© 1986 William Wentworth
© 1986 ANZURA, Australia & New Zealand Urantia Association
by William Wentworth
I very much enjoyed the article by Dr. P. Jensen in the June issue. I can well understand his frustration with the growing secularism of Australians; and I share his view that the “new wowsers” are a secular version of the old variety, propagating feminism, environmentalism, pacifism etc. in place of Sunday observance and temperance.
I was particularly pleased to notice his clear distinction between Christianity on the one hand, and Christian morality on the other, together with his observation that sometimes morality stands in the way of Christianity.
But I believe he errs in blaming “decency” as the real problem for Christianity.
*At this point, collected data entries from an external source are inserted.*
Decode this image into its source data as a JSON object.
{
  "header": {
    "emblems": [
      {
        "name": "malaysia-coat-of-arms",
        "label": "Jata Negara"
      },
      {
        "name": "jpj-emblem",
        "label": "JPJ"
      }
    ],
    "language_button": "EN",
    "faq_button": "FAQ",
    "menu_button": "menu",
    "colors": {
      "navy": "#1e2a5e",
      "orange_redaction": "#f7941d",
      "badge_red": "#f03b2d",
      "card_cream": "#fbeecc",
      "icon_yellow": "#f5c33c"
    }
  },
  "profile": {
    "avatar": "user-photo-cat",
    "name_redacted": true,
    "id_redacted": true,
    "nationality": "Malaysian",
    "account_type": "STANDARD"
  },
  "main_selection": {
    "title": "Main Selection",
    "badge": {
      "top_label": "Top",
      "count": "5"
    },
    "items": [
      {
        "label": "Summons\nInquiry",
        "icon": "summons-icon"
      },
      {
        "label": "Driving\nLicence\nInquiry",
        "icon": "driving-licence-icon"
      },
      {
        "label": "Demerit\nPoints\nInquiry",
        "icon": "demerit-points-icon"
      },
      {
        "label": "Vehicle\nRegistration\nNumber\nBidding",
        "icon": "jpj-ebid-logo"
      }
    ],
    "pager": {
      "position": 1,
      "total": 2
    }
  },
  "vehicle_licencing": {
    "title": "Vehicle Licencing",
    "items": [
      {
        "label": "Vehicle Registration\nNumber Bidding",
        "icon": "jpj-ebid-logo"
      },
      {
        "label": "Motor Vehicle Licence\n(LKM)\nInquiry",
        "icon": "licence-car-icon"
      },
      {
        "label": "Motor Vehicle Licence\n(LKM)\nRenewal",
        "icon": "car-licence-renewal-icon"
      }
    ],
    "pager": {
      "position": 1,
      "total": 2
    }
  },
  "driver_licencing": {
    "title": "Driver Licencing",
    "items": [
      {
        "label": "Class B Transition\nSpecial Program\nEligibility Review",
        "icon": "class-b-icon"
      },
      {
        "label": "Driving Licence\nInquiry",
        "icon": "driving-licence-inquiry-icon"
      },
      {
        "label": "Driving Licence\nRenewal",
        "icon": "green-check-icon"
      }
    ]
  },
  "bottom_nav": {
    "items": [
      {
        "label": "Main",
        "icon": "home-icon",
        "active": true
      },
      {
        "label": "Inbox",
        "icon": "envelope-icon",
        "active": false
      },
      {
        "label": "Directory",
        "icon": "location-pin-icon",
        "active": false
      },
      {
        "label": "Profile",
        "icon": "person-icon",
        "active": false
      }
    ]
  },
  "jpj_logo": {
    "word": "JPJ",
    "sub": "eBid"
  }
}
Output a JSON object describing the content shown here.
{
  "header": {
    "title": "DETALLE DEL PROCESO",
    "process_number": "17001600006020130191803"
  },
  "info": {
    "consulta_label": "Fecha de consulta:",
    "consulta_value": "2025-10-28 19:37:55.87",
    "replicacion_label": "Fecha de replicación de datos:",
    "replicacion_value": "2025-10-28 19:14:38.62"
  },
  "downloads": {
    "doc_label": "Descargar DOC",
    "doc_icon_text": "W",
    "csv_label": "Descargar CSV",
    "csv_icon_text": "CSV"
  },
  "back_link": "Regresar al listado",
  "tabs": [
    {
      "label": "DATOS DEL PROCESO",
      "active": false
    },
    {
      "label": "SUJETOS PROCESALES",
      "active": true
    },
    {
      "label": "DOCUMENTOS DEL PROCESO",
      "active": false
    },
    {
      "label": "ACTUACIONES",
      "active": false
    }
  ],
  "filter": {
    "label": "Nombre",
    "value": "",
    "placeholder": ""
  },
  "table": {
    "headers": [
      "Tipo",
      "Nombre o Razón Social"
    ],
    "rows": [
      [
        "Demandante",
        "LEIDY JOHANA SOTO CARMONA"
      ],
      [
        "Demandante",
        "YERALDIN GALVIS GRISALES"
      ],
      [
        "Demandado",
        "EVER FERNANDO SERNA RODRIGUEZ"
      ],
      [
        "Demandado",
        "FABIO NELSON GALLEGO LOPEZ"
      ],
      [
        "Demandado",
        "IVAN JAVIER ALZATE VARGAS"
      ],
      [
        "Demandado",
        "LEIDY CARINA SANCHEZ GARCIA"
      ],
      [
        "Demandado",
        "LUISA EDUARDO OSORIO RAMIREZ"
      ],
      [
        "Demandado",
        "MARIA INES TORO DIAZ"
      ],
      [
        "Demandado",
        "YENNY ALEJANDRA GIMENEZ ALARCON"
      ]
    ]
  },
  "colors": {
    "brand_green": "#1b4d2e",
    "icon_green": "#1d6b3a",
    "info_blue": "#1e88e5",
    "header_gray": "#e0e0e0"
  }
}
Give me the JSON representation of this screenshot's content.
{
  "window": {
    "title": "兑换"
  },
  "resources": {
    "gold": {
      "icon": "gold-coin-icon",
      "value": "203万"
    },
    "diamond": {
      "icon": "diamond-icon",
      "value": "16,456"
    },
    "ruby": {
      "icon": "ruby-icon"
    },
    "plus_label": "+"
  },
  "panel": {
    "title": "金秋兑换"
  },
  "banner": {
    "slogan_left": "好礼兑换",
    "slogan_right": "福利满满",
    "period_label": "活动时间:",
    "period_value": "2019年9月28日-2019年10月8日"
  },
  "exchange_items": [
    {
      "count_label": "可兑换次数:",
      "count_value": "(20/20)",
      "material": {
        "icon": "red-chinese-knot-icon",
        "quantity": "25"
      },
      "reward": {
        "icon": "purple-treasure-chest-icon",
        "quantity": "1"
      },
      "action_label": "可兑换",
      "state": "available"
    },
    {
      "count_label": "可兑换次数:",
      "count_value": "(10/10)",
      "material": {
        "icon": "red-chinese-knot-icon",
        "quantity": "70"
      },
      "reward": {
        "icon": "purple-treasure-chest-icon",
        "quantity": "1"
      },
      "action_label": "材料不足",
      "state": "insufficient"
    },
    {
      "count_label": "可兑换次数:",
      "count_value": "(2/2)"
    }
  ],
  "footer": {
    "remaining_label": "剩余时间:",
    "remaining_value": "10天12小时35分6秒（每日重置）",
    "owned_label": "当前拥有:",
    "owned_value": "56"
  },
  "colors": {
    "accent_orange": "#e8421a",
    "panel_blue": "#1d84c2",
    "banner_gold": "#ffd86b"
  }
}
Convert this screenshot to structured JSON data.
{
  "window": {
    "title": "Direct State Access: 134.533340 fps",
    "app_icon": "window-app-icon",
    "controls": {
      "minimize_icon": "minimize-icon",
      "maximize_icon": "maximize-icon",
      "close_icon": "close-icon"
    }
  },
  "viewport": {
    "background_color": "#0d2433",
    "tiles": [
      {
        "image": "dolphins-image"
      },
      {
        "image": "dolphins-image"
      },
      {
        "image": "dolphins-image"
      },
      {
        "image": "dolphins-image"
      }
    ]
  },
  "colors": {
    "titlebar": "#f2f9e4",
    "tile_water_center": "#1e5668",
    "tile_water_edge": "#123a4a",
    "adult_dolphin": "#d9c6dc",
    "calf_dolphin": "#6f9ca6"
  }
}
It is, after all, from bitter experience that people fear the wowser in Christian teachers. It was not so long ago that such teachers would make blatant use of the notion of respectability to frighten nervous sinners into the pews on Sundays. When God was owned by Christians, and morality was something they enforced on His behalf, many were intimidated into feigning belief. The URANTIA Book points out that “Secularism can never bring peace to mankind.” (UB 195:8.6) but goes on to warm “But mark you well: do not be quick to surrender the beneficient gains of the secular revolt from ecclesiastical totalitarianism.” Narrow Christian morality attempted to dominate Christianity itself, and thoughtful people finally began to pluck up their courage and refuse to be blackmailed by the wowser element in the churches. It was probably inevitable that, in the absence of a more tolerant religious attitude, many of them would bog down in secular humanism.
Dr. Jensen, however, highlights a real opportunity for Christianity to recover some of this lost ground. The crux of the matter is his opinion that: “The Christian ethic of unconditional love and the pagan ethic of self-fulfillment are fundamentally incompatible.” Christians have fostered this notion over the centuries through reasoning which seems valid to them. But they overlook that the Christian ethic can absorb and upstep the pagan ethic by regarding self-fulfillment as that experience which results from attempting to do the will of God. Christians tend to view loving God as a duty, the discharge of which requires the sacrifice of personal will. But as the URANTIA Book points out: “It is loyalty, not sacrifice, that Jesus demands. The consciousness of sacrifice implies the absence of that wholehearted affection which would have made such a loving service a supreme joy. The idea of duty signifies that you are servant-minded and hence are missing the mighty thrili of doing your service as a friend and for a friend.” (UB 180:1.6)
If Christians could bring themselves to accept real sonship with God, their spiritual Father, they would find that loving Him and trying to do His will constitutes the acme of self-fulfillment, and in this discovery they absorb the pagan ethic into their own higher one. Instead of regarding personal will as something to be surrendered and sacrificed, they could view it as something to be focused and mobilised in the service of God, and in this consists true spiritual liberty when “It is my will that your will be done.” (UB 118:8.11)
When Christians make this transition from “servant mindedness” to “son mindedness”, the ideational scaffolding of sacrifice and atonement becomes unnecessary, and thus much of the self-righteousness which lurks in the baser aspects of Christianity ceases to trap its followers.
The great truth of the Fatherhood of God and the Brotherhood of Man, which shines like a beacon out of the best of Christianity, then just might attract some of those secular minded Australians who unknowingly yearn to discover it.